Is Marco Scutaro a Viable Option at Short?


One of my favorite writers is Nick Cafardo of The Boston Globe. Every Sunday, Cafardo provides baseball fans a lengthy and informative piece on varying topics in the baseball world. His work today is no different.

One portion of Cafardo’s column is what he labels “Etc.” A separate part of Etc. is what Cafardo calls “Updates on nine”. He looks at nine different players, Red Sox player or not, and discusses a certain aspect of that player. This time of the year, it’s the ol’ “comings and goings” type of deal. It could be a possible rumor and/or possible signing.

Within “Updates on nine”, Cafardo piqued my interest with a blurb about Red Sox shortstop Marco Scutaro. Recently, Scutaro’s name has cropped up in trade rumors. One of the teams Cafardo thinks may have interest in Scutaro is the Cincinnati Reds. He also states that the San Francisco Giants and Los Angeles Dodgers could have interest, too. For informational purposes, Scutaro came in at #3 today.

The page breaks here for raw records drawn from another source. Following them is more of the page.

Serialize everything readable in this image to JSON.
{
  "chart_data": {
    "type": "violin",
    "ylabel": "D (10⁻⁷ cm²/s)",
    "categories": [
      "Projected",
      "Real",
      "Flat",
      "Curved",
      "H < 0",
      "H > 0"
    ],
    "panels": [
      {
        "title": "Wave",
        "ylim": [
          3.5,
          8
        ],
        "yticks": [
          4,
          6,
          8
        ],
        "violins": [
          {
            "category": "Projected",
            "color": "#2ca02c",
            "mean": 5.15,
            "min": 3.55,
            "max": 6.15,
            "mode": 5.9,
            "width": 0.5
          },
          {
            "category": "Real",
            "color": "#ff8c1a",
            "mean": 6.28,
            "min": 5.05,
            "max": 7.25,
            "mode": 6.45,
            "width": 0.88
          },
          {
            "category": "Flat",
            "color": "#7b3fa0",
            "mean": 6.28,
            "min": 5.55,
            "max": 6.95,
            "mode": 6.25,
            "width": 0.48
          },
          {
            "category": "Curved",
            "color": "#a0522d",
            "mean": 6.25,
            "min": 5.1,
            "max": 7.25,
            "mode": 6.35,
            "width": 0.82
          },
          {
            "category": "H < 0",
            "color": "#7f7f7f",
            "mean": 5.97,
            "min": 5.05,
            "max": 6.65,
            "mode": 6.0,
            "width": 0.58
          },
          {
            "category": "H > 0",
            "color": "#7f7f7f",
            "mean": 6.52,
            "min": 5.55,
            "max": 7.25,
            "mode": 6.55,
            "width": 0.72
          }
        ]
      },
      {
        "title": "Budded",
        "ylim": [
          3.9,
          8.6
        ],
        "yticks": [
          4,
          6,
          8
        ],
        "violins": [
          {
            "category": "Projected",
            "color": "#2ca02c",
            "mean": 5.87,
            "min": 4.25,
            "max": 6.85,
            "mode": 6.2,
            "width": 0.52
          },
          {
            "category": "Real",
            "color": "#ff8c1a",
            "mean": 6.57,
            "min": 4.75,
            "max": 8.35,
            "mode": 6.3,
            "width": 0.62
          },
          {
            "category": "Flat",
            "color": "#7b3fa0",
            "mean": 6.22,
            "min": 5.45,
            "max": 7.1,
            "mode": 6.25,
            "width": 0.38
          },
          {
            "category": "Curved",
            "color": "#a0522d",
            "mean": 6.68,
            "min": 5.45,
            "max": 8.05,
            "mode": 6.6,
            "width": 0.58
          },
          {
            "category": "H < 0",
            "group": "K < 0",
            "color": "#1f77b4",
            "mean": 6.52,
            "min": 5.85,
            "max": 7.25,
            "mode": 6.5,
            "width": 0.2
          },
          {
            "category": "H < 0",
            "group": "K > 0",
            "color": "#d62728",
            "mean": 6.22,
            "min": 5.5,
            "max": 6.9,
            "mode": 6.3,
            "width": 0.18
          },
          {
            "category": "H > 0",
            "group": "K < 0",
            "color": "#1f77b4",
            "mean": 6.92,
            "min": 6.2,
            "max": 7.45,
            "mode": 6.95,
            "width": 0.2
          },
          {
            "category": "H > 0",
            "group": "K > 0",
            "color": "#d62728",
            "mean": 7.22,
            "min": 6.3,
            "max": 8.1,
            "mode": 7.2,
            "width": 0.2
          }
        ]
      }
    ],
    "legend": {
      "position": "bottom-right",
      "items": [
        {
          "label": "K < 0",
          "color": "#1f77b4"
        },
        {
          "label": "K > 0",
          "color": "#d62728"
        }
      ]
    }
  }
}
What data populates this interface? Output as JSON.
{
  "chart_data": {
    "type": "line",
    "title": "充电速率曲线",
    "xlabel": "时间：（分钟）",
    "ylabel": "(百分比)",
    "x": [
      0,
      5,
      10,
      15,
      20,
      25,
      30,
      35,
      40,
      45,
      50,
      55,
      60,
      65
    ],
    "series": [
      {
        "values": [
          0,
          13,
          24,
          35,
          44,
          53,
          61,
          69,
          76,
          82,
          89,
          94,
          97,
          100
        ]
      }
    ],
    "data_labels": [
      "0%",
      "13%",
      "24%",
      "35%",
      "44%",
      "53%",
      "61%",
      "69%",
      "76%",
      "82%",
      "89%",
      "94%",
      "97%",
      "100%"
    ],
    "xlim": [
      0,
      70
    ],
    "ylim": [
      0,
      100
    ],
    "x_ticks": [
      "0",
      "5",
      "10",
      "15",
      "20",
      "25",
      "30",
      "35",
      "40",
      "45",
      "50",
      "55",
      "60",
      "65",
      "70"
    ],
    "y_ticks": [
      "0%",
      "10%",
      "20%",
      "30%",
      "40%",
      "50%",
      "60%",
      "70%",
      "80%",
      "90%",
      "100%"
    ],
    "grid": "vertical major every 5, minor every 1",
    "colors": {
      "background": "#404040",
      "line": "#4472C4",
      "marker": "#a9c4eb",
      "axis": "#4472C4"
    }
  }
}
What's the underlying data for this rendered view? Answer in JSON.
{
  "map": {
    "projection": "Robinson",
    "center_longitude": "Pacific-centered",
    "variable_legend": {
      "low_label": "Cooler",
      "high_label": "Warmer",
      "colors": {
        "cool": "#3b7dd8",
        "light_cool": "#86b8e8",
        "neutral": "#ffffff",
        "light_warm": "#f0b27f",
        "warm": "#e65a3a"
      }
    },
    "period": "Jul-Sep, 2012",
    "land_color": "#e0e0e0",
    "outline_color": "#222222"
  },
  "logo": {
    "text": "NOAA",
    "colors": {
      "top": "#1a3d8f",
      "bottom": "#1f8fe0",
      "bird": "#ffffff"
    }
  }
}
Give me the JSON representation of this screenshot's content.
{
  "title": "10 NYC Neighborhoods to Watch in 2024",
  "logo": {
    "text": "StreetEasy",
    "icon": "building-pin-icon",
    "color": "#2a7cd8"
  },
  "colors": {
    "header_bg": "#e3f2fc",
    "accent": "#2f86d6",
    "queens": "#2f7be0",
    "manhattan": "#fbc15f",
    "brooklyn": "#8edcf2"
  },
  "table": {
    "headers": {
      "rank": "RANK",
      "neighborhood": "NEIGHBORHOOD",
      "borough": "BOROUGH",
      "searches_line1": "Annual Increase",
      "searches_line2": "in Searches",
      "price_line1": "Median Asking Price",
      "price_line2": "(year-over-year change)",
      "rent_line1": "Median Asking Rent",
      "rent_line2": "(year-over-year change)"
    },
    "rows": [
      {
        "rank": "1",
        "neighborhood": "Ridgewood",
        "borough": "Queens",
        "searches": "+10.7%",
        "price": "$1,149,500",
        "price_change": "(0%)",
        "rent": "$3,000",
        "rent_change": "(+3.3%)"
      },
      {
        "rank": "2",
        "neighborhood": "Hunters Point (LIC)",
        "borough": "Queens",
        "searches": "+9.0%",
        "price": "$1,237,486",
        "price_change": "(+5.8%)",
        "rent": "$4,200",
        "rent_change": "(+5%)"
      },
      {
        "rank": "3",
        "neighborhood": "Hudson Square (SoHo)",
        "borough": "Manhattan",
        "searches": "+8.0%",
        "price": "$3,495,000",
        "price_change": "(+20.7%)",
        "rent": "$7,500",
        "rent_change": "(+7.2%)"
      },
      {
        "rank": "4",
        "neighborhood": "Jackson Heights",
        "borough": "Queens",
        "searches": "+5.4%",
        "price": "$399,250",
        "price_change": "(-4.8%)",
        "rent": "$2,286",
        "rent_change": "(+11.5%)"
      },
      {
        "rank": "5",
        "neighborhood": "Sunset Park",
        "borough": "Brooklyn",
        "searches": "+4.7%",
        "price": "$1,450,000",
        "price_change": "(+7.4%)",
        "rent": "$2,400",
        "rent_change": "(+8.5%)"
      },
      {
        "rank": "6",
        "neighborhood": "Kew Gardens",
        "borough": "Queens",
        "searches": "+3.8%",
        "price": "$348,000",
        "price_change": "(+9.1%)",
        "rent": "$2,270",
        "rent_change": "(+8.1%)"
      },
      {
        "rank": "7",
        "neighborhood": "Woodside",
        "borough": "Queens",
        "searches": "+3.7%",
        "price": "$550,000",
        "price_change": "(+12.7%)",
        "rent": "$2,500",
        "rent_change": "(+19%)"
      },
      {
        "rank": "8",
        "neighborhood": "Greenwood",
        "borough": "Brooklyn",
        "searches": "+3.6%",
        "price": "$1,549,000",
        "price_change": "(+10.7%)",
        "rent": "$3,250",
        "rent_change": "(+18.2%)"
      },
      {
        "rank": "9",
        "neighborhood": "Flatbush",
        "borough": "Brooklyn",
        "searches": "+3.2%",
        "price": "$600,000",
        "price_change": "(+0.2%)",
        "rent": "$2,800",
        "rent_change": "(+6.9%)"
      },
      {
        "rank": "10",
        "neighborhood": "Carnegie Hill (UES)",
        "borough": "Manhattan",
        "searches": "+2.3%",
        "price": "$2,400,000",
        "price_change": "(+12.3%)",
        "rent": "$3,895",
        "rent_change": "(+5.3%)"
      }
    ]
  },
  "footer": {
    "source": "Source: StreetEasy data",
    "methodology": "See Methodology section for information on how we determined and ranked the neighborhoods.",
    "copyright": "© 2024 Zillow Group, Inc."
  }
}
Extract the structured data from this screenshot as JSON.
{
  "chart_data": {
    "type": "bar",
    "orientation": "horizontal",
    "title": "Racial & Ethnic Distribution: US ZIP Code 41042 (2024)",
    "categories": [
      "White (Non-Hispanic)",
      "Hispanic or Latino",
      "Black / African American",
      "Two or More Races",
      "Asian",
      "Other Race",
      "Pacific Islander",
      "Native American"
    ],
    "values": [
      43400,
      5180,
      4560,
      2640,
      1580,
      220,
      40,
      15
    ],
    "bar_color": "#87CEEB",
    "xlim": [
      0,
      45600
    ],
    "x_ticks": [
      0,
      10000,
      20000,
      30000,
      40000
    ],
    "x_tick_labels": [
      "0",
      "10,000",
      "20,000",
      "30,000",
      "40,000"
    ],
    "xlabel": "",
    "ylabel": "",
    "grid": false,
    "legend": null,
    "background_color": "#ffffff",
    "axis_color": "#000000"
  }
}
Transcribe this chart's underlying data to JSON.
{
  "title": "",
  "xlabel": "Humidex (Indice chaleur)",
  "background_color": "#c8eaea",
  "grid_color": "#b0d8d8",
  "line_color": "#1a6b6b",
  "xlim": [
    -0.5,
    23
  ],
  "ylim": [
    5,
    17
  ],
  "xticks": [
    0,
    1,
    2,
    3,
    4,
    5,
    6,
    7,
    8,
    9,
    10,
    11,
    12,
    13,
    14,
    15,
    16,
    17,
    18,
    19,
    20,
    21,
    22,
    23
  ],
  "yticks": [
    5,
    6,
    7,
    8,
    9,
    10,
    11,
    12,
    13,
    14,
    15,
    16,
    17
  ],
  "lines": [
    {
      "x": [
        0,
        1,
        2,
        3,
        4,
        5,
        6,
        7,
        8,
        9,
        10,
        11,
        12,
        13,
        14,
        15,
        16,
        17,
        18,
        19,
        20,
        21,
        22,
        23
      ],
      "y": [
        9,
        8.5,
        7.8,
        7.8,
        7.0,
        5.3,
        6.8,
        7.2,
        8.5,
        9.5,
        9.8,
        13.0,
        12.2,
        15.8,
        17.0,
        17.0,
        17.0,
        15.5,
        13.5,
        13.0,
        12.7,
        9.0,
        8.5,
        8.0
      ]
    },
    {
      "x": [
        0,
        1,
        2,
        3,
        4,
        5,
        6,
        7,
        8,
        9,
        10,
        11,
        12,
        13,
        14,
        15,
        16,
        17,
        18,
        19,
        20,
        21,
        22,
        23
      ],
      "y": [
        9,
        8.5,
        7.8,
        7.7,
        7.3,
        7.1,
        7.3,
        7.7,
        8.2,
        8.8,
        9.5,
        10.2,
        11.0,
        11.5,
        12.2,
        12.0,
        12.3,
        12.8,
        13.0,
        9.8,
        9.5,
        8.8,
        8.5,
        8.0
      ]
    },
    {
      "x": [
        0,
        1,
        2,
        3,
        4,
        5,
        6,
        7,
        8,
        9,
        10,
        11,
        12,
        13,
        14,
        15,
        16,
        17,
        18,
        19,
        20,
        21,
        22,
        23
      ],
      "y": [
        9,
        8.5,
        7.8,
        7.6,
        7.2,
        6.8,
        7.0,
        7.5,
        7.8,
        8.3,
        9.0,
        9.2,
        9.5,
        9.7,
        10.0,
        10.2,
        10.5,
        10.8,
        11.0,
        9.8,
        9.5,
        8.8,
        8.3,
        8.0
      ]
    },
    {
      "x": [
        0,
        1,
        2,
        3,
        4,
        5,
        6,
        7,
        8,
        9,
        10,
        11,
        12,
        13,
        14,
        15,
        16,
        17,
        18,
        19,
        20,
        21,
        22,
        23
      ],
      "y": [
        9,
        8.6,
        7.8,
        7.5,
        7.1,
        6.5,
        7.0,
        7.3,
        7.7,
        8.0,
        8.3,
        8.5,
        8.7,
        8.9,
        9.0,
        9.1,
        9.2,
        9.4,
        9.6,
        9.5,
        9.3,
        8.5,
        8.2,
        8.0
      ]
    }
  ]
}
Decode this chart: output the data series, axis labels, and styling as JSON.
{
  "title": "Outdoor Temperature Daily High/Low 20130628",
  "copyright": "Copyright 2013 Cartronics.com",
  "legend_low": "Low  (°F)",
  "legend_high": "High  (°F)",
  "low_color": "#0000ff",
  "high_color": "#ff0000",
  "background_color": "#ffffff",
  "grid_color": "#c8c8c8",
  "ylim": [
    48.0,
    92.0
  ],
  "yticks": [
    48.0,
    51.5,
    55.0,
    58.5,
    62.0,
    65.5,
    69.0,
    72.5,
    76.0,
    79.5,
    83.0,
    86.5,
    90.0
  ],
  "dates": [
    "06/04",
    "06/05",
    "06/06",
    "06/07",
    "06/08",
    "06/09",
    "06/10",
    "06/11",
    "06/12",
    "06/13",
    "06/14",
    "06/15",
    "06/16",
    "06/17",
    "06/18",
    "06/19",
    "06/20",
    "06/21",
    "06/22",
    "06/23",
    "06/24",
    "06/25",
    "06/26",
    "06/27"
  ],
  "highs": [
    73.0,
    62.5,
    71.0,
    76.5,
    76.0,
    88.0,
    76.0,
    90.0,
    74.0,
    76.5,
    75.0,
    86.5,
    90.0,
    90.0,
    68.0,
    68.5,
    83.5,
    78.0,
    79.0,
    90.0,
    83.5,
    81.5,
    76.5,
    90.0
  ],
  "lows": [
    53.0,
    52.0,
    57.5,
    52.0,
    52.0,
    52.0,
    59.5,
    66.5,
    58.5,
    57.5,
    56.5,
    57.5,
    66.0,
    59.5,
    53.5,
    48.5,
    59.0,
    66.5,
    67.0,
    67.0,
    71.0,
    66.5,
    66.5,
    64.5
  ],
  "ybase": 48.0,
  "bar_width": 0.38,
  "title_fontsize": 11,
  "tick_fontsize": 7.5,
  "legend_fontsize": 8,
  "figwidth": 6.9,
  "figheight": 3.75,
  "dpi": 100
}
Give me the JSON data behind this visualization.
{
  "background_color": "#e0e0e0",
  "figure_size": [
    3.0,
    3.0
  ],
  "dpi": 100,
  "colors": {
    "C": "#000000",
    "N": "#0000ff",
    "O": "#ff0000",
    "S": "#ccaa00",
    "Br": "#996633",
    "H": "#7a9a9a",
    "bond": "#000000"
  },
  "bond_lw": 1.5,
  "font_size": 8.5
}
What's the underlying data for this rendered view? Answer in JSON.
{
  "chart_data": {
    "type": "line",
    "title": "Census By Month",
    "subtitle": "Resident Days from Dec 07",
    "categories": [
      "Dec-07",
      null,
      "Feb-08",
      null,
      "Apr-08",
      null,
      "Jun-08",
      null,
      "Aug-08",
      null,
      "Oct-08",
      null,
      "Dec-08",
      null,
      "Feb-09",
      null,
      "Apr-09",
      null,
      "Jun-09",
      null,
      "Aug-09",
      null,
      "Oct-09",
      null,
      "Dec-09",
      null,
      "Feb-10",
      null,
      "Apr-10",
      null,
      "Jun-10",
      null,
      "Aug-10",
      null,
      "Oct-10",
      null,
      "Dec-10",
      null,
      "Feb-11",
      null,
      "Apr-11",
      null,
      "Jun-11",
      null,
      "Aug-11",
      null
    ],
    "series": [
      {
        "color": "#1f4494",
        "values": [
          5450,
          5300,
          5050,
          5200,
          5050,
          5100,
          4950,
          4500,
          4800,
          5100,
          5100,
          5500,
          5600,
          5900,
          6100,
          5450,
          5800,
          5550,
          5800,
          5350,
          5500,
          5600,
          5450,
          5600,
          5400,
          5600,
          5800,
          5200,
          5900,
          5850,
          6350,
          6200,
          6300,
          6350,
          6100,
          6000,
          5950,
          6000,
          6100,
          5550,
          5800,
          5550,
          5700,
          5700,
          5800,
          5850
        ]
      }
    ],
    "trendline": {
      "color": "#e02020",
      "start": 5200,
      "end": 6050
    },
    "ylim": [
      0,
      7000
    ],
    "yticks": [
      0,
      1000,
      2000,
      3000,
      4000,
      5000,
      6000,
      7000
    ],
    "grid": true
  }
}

"3. Marco Scutaro, SS, Red Sox — He will draw trade interest from teams at two positions, shortstop and second base. The Giants and Reds could see him as a shortstop, the Dodgers as a second baseman. Reds general manager Walt Jocketty is likely to go with 28-year-old Paul Janish at shortstop, though, and the Giants may stay with Uribe"

Interesting. Not that far fetched really. This possibility doesn’t exactly induce a lot of excitement in me, though. It’s at least worth a look.

The Reds have temporarily departed ways with Orlando Cabrera. There is some interest to bring OC back to Cincy as has been documented by almost every Reds beat writer including Mark Sheldon. Sheldon had chatted with Reds GM Walt Jocketty on the Cabrera issue to which Jocketty relied that the Reds, which declined their portion a $4 million mutual option, would like to bring OC back at a lower rate. On a recent update, Sheldon, who chatted with Walt at greater length, offered this:

"“It was a tough decision. We’re trying to protect ourselves with payroll and all the arbitration guys we have and the things we need to do. We’re not ruling out the possibility of bringing him back but it will be a while before we know.”Jocketty said that Paul Janish stands to be the regular shortstop at this point, but obviously that would depend partially on what becomes of Cabrera."

So, it looks like Janish could be option #1…again. We saw that last winter and spring, now didn’t we?

Cafardo’s “offering” of Scutaro to the Reds comes with it’s pluses and minuses.

1. Scutaro can bat leadoff, a need in which the Reds are openly exploring according to Jocketty. In 134 games in 2010, Scutaro was slotted at the top of the order. His splits were .282/.336/.399. Cabrera’s stats for batting leadoff are a smaller sample, but were far less impressive. His splits in the 42 games where he topped the order were .225/.268/.297.

2. Scutaro has more power. In those same sample, Scutaro hit 11 HR while driving in 51. Cabrera, 0/12. Granted the opportunity for a leadoff hitter to drive in runs is much greater in the AL, but the power cannot be written off here.

1. Scutaro is slated to make $5 million this season. The Reds want to being Cabrera back at a price less than the $4 million option. No gain on the payroll aspect unless a potential deal includes a player making around $1 million or more to allow for Scutaro’s salary.

2. Scutaro is not a defensive upgrade. I’m no genius in the world of Sabermetrics, but I can see that OC’s range factor per 9 innings is greater (4.06 to 3.83) And OC’s range factor per game is better as well (3.84 to 3.76). Scutaro does grade out better defensively at second which would be a reasno why the Dodgers may have an eye on him.

3. Scutaro could become a free agent after 2011. There is a $6 million team option, $3 million player option along with a $1.5 million buyout.

4. Scutaro, 35, is only one year younger than Cabrera who is 36. Almost to the day, too (Scutaro: October 30, 1975. OC: November 2, 1974).

I have more minuses than pluses. And this deal really isn’t a practical solution. You get a guy who can bat leadoff, has more power, but you lose a bit in the field, makes more dough and isn’t that much younger. Considering the Reds were among the best defensive teams in the NL in 2010, the glove must be an asset. The defense proved to be valuable. And it was part of a plan.

Which brings us back to Paul Janish. Maybe it should stay that way, too.